George Bonanno, a psychologist at the Catholic University of America in Washington, D.C., agrees. He has studied personal losses – the death of a loved one – not communal disasters. He believes that after a tragedy, ”most people are just trying to figure out what hit them and the last thing they need is a bunch of therapists arriving and telling them what has happened to them and what they need to do.”
But mere venting is not all that crisis intervention specialists actually do. A key goal, in fact, is not just emotional release but restoring a sense of community, control and safety – usually in groups, not individual sessions, though group sessions do provide the debriefers with a chance to screen people and refer those who may need more help.
”A lot of good counseling isn’t just catharsis, it’s to see what resources they have to get back to normal,” says Peter Sheras, a clinical psychologist at the University of Virginia.
People often think ”there’s something wrong with them, that they’re losing their mind,” after a disaster, says Elizabeth Carll, a Centerport, N.Y. trauma psychologist. What crisis experts do is ”reduce the impact of the crisis” by teaching people it’s normal to be stressed after an abnormal event.
Historically, the rationale for quick intervention goes back to World War II and army efforts to get combat-fatigued soldiers to feel better – and get back to the trenches. Over the years, that led to programs for firefighters and police officers.

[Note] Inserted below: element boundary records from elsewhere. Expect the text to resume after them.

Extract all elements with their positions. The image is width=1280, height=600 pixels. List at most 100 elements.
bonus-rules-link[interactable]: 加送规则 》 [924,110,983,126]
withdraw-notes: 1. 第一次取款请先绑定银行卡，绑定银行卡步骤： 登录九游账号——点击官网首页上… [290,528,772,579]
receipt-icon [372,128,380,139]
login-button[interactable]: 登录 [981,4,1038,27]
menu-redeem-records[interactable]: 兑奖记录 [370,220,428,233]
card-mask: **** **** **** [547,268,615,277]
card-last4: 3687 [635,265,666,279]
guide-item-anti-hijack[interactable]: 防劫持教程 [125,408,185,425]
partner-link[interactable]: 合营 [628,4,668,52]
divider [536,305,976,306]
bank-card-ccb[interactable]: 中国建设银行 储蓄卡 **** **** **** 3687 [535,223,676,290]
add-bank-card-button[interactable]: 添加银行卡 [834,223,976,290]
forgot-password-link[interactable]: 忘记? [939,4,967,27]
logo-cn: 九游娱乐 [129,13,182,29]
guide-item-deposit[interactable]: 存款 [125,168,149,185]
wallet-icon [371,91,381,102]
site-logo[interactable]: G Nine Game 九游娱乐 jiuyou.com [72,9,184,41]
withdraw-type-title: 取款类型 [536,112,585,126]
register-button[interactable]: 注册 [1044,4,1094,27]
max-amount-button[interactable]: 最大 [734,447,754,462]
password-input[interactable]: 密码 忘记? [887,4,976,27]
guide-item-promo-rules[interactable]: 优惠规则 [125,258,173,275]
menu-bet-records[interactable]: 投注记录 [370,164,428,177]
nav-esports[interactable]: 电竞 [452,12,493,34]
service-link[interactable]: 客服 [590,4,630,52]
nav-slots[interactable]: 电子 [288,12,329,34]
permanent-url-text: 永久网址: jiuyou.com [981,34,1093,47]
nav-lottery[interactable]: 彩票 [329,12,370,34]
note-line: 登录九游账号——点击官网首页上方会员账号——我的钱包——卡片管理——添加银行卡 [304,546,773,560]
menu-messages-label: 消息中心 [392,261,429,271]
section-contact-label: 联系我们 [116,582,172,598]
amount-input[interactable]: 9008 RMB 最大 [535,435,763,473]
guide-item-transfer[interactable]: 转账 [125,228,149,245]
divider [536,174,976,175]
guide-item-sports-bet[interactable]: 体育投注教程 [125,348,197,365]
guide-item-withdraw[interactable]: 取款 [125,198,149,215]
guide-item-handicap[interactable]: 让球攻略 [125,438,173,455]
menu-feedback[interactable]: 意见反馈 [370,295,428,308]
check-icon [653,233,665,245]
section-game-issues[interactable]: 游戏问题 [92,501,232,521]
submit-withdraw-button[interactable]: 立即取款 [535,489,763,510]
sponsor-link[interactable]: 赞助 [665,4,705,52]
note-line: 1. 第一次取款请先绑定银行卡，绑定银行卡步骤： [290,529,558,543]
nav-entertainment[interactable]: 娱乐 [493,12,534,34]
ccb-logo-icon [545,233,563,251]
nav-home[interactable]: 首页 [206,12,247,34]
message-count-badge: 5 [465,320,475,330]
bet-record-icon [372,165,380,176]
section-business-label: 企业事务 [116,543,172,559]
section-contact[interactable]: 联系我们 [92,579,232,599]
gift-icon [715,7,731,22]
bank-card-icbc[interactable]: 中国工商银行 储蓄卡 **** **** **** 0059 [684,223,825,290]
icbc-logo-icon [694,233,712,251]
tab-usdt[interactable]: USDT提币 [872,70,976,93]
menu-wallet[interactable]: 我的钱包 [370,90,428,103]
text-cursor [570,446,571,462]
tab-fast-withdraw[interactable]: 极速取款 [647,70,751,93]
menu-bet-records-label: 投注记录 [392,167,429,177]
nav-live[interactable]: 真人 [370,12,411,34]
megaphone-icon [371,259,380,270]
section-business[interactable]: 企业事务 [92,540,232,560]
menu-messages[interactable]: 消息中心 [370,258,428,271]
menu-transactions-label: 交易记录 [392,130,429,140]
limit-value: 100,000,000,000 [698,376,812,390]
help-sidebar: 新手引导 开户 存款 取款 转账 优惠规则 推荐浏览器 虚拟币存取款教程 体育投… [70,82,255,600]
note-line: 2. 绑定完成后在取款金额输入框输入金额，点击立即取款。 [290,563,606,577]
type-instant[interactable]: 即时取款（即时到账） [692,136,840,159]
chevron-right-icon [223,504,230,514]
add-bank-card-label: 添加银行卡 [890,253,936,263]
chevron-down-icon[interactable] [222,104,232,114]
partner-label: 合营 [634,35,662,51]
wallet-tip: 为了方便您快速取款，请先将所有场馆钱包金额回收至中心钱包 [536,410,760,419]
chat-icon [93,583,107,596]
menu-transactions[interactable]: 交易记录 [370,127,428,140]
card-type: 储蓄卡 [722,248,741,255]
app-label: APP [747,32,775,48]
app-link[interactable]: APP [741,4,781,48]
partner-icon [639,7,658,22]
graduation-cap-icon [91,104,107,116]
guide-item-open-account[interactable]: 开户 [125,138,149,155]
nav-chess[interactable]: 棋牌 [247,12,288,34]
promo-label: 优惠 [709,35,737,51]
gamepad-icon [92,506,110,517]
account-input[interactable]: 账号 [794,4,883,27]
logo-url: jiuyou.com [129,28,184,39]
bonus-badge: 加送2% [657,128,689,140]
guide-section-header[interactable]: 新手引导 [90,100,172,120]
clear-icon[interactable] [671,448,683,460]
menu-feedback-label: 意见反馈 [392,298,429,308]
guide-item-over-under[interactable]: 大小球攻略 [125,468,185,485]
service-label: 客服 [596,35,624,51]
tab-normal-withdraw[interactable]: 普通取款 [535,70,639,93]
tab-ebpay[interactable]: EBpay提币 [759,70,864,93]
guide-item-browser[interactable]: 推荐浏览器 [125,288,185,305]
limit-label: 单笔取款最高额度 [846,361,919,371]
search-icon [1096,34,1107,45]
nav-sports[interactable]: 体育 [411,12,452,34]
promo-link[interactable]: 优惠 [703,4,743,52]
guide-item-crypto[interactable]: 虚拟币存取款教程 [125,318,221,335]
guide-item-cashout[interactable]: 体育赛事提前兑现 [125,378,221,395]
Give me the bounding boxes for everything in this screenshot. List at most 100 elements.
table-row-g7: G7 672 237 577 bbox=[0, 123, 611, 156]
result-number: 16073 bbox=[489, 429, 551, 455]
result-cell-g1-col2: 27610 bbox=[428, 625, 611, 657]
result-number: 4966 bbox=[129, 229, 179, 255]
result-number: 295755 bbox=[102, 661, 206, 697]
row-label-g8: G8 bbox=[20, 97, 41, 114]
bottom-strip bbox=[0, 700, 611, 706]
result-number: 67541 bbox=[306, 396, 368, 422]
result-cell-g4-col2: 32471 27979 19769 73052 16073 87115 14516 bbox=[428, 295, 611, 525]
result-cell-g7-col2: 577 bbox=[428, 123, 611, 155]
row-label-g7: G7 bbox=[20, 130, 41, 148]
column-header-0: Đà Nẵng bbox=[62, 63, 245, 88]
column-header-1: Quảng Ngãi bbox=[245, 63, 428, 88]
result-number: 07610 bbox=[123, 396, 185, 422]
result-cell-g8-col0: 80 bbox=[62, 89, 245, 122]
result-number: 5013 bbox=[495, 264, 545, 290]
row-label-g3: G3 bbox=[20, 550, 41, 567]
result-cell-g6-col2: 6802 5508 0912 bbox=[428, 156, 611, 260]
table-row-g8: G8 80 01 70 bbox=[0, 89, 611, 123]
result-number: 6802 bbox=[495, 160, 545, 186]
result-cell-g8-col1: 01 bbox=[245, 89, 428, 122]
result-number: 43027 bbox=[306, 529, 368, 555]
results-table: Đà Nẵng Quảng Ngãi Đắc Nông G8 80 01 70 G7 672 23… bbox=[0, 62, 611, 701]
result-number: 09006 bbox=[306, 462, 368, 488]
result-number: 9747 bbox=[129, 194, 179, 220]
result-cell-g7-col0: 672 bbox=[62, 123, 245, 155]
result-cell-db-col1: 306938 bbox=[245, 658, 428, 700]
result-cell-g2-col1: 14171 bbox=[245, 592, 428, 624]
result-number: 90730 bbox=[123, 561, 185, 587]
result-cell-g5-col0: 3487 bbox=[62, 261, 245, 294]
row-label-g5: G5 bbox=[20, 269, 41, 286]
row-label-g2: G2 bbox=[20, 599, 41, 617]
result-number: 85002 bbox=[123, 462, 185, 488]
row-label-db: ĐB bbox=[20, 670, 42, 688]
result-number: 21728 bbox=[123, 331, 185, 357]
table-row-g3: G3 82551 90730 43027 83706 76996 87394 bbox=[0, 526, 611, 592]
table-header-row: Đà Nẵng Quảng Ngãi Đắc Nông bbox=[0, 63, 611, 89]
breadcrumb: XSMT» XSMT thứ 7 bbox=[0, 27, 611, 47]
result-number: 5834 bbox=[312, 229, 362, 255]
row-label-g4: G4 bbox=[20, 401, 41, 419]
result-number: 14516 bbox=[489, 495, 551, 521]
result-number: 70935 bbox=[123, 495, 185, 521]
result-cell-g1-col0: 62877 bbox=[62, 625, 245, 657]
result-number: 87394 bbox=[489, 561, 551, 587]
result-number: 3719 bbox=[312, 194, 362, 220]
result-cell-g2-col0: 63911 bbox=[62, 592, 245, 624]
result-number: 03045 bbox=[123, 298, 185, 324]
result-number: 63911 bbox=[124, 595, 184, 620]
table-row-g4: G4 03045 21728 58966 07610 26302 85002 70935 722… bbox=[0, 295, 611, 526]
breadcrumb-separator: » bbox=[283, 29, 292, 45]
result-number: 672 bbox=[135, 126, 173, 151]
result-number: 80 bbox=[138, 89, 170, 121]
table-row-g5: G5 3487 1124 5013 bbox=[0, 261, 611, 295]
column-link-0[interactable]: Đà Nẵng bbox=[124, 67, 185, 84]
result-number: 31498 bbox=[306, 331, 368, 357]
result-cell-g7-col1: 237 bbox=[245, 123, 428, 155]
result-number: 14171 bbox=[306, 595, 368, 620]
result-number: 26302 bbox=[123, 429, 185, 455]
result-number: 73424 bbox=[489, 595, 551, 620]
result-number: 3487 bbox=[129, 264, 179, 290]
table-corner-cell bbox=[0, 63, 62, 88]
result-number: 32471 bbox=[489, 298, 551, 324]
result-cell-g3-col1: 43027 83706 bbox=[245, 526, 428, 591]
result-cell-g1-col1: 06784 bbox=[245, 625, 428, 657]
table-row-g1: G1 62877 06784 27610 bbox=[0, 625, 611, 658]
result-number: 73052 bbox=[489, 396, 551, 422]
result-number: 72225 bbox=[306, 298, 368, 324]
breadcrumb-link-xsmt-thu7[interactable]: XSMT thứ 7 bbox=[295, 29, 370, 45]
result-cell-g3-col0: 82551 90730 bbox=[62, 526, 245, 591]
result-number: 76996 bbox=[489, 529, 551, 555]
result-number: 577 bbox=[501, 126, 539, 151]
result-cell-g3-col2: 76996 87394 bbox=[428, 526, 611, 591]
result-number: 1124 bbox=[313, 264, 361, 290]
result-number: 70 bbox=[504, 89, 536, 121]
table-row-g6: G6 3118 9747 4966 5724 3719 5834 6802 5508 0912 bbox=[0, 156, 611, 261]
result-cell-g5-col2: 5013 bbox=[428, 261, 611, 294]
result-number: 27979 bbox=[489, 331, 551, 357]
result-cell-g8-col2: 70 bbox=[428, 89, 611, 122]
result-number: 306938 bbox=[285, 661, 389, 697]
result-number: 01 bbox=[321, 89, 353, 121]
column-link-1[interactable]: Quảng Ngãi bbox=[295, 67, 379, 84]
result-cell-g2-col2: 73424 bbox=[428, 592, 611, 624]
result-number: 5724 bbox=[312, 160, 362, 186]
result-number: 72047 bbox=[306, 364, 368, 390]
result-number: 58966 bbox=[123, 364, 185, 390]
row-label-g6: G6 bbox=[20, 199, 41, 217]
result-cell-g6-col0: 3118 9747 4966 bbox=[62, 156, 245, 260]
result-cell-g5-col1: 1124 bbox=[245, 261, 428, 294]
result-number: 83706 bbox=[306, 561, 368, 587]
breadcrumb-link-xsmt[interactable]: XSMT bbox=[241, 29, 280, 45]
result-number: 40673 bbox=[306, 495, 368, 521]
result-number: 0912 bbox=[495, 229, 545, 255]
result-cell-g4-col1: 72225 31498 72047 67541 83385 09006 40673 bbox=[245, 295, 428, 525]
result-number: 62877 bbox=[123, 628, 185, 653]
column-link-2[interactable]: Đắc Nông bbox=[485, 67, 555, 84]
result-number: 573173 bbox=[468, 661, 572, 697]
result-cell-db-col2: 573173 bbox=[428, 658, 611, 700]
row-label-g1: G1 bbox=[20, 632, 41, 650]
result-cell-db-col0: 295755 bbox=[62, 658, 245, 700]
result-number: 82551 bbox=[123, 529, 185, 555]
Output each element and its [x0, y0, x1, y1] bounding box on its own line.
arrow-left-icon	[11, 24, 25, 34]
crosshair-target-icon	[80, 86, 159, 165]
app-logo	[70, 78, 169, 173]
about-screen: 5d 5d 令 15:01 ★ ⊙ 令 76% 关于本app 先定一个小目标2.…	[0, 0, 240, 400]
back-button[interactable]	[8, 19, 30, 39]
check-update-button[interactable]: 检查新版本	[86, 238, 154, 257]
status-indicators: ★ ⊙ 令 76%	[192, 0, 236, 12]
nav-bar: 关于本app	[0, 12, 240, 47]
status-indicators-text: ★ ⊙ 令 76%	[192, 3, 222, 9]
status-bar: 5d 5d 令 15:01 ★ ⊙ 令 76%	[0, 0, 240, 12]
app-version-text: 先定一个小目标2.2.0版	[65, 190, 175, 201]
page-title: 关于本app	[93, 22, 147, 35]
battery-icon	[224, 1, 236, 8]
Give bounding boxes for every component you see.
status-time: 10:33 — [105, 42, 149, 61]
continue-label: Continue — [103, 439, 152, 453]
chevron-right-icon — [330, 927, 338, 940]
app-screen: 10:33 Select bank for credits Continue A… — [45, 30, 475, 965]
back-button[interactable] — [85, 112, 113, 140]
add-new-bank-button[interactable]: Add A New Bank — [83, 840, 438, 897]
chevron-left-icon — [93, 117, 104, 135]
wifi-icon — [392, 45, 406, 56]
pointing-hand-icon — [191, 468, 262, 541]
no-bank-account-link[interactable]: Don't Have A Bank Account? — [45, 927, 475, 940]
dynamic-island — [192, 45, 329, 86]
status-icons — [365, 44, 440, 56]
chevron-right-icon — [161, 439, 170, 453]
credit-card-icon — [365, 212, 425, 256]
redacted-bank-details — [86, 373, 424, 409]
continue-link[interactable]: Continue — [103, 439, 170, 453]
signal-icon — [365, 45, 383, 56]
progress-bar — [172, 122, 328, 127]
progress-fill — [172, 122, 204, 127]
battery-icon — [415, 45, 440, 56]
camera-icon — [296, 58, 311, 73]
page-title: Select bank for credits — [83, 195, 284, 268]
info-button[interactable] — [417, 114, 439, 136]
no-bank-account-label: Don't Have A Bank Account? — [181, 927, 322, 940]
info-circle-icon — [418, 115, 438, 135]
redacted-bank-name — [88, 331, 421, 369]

Fifteen years ago, Maryland psychologist Jeffrey Mitchell developed what he calls critical incident stress debriefing – and later, critical incident stress management, which includes more services, including family and individual counseling.
The basic debriefing is a 7-step, 2-hour group session, usually within 10 days of the disaster, says psychologist George S. Everly, chairman of the board emeritus at the critical incident foundation in Maryland. The debriefer first asks people to recount the facts – what they saw or heard, then asks about thoughts and emotions, then about physical symptoms like insomnia and rapid heart beat.
Then comes the key, he says – ”expectancy,” the lesson that it’s normal to have intense reactions to an abnormal event.
Indeed, a 1986 study of combat-stressed Israeli soldiers during the Lebanon war showed that those who fared best were the ones who got intervention close to the front, close in time to the trauma, and who were taught that stress reactions are normal.
That basic strategy certainly helped a Boston man in his 40’s. A little over a year ago, a former employee walked into the office where this man, who wants to remain anonymous, works. The intruder assaulted one person and terrified co-workers. Three days later, Boston trauma specialist Macy ran a debriefing for those most affected.
”It definitely helped,” the man says, not just in making people feel better in the moment, but in spurring co-workers to institute a better security system.
That kind of pulling together is probably the best therapy of all, says van der Kolk. ”Trauma makes people feel helpless, so if you can do something where you feel you’ve changed the world a little so it won’t happen again, that is very helpful.”